Festival season is upon us. How can you tell? Well, bands are playing tiny warm-up shows, using the opportunity to test out new material, variations or lighting and set lists. For someone who doesn’t live in London, this is our time. Cambridge gets the first date of Yeasayer’s pre-festival tour, fresh from their Guardian Guide front-cover weekend.
On entering The Junction, the first thing that hits you is the Bedouin-style tent drapes erected over the stage. Amazingly, they work in transforming the rather industrial surroundings of the venue into something much more homely. When we arrive, Clock Opera are currently wooing the crowd with their particular take on the post-Arcade Fire musical landscape. Blending AF’s early, grand and exploratory take on indie, they’ve added the repetitious sparkle of Steve Reich plus the angular funk and post-punk influence of Talking Heads. Whilst it might not be particularly original, it’s mesmerising and accomplished and, for the small crowd that have arrived early, it’s a great set.
Yeasayer take to the stage as champions elect. The swathes of cloth over the stage give the lighting a nice, diffused effect, and seems to perfectly match the slow, hypnotic vibe that percolates through their entire set. What strikes me initially, as this is the firs time I’ve caught them live, is how dependent on electronics and pedals they are. Each song seems crafted and tinkered with live. The underlying rhythms are pretty much already there, and it’s the beats and percussions that are added live, giving the songs an urgency and directness and augments this low-level repetition.
The entire set turns out to be a party. A giant dance party no less. Yeasayer’s musical greatness comes from their ability to blend a wide variety of influences. Whilst not being “World Music(TM)”, their live set bellies their magpie nature, taking in West Coast, East Coast, European, African and Far East musical threads and weaving them into something new. Those exotic, alien, rhythms just make everyone want to dance. ’New Year’, ‘Ambling Alp’ and ‘O.N.E.’ break free of the confines of the record, and take on an additional dimension, feeling more vibrant and less cold. In fact ‘New Year’ still sounds as alive and as brimming with excitement as the first time it burst from my headphones.

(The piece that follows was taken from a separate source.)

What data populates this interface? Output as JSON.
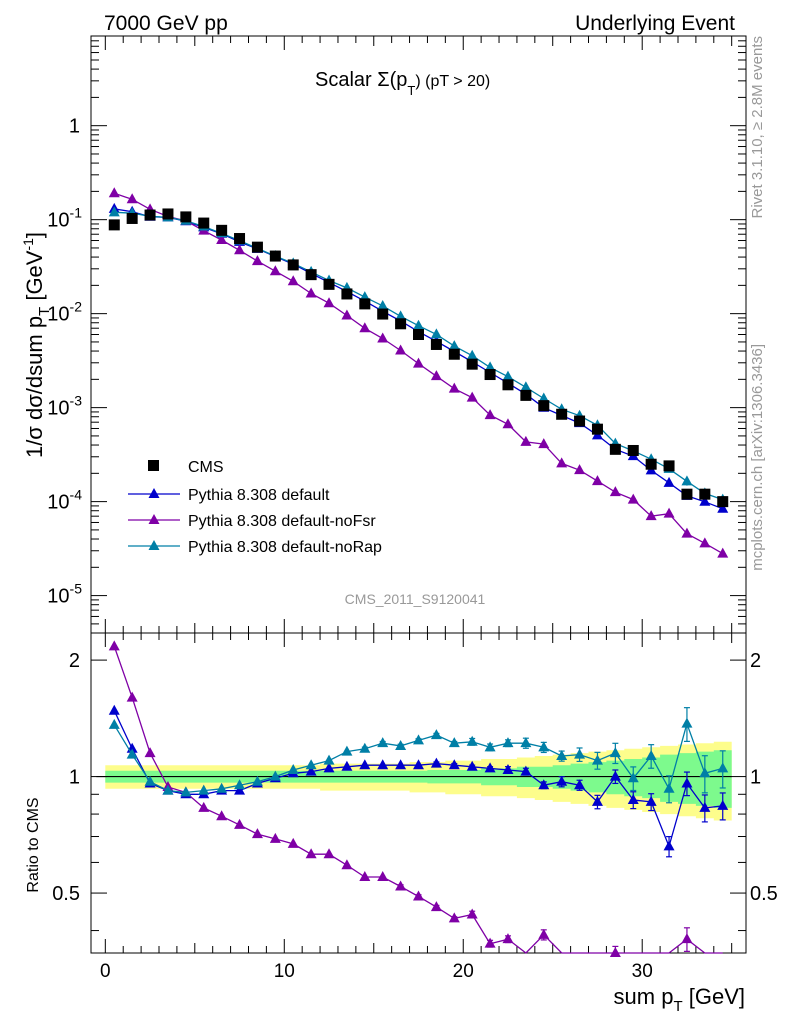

As the party continues, there’s a brief break as Chris Keating spots a kid wearing a Clash t-shirt near the front. As the crowd responds feverishly to him saying their one of his favourite acts, he mentions that they’re “Trying to be as good as them”. It’s an interesting acknowledgement, and makes a great deal of sense. The Clash also wanted to move beyond their garage-spun roots (to varying levels of success), but became a massive “rock” band. And it’s this cross-roads that Yeasayer have also arrived at. Where they go from here is entirely up to them, and they’ll need to find the right line between making popular, and yet personally satisfying, music. But whilst their live sets are as impressive as this, they’ve got one less thing to worry about heading into the festival season.